Od koronacji minęło już kilka tygodni i kilka tygodni minęło też
od obwieszczenia poddanym dobrej wiadomości, a mianowicie informacji o ciąży
Iris. Życie toczyło się swoim tempem. Szczęścia i spokoju nie było widać
końca...ale czy na pewno? Ostatnio zauważyłam coś niepokojącego...nasza paczka
zaczęła oddalać się od siebie. Tego dnia wszystko wyszło na wierzch...nie tylko
w tej sprawie, również chodzi mi o podstęp Lisy.

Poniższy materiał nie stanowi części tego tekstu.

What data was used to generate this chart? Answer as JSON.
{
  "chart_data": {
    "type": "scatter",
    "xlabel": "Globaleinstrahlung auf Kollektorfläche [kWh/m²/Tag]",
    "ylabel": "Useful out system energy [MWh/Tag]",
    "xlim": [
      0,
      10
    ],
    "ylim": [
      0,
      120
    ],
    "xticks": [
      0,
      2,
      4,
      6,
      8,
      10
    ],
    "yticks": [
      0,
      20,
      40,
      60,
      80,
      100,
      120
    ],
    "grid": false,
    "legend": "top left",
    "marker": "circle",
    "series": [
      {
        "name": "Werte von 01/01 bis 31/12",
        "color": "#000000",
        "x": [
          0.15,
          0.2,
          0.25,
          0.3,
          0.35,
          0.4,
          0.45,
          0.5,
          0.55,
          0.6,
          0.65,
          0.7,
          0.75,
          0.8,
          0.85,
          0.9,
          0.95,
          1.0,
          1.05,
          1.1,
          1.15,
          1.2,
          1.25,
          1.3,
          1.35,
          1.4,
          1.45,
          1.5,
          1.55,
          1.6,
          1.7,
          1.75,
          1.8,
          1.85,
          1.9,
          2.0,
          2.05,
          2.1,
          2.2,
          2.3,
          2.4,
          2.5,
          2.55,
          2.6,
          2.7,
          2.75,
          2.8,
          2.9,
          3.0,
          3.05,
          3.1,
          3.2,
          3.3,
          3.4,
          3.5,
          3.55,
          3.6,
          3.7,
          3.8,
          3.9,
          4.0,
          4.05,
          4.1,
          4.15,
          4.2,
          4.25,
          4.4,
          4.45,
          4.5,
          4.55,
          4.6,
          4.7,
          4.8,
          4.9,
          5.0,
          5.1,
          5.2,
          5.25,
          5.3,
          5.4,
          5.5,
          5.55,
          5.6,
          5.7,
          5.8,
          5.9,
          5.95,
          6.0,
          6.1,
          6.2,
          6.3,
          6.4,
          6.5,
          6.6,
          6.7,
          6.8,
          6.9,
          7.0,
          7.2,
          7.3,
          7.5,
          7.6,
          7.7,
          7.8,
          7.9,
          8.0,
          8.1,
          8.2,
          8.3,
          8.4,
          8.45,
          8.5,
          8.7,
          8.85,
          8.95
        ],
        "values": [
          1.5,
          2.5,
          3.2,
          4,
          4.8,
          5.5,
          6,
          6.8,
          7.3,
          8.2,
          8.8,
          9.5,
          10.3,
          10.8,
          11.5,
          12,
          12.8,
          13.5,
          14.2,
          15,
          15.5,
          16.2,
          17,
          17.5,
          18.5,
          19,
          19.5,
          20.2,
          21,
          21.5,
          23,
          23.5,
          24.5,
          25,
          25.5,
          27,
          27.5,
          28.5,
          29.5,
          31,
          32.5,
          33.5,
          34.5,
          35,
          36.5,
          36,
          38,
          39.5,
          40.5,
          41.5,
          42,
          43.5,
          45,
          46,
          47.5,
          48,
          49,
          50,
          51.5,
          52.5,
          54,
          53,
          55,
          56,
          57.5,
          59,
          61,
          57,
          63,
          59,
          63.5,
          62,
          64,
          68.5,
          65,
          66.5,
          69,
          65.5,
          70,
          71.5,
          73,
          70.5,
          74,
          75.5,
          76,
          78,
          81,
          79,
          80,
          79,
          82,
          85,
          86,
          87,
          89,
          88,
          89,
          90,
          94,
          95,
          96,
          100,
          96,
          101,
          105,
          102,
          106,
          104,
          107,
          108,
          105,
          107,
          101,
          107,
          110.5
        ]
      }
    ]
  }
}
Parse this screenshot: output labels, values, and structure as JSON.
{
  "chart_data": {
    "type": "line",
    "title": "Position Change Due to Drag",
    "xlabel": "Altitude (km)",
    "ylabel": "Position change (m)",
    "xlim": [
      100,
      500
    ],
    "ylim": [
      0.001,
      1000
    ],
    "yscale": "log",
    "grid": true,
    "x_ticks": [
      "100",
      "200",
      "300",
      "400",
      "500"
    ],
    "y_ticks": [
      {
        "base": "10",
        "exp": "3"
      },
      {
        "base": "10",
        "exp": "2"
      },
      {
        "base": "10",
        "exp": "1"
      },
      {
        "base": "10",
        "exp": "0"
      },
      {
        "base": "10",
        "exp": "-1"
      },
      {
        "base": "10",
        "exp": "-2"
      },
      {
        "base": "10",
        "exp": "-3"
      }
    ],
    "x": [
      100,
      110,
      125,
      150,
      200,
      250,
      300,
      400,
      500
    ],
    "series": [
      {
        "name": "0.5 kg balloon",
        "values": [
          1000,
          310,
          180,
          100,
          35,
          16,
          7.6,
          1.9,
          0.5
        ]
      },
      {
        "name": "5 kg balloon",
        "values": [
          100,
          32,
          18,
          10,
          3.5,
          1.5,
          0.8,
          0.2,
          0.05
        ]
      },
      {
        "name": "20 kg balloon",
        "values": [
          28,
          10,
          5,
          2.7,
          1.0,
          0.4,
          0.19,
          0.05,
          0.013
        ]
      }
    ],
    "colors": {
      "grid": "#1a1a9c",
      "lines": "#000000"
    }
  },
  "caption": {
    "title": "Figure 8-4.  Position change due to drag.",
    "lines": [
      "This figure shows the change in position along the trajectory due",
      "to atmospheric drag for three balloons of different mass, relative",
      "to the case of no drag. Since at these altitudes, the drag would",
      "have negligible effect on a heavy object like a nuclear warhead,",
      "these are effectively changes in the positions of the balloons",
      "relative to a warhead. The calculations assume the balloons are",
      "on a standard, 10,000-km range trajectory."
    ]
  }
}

-Witam Waszą Królewską Mość!-zasalutował Kly
Westchnęłam z irytacją próbując nie wygarną ptakowi, że jeszcze
raz mnie tak nazwie to...
-Jak tam raport?-spytałam z irytacją
-A więc antylopy...-zaczął mówić
Musze przyznać, że nie słuchałam
go. Dyskretnie rozglądałam się za Chaką, którego po przebudzeniu nie zastałam
obok siebie.
-I co z tym robimy?-spytał nagle
majordomus
-Nie wiem, pewnie po prostu poszedł na
poranny spacer...-pomyślałam głośno-Chodzi o te zebry?-spytałam szybko widząc
minę ptaka
-Ehem-mruknął mierząc mnie groźnym
spojrzeniem
-A ty co byś zrobił? Właściwie...możesz
powtórzyć?
-Zebry zaczęły zabierać tereny
antylop. Cały czas się kłócą.
-To weź lwice i je przegnaj!
-Aktualnie polują-odparł ze znanym dla
siebie akcentem-A to sprawa nie cierpiąca zwłoki...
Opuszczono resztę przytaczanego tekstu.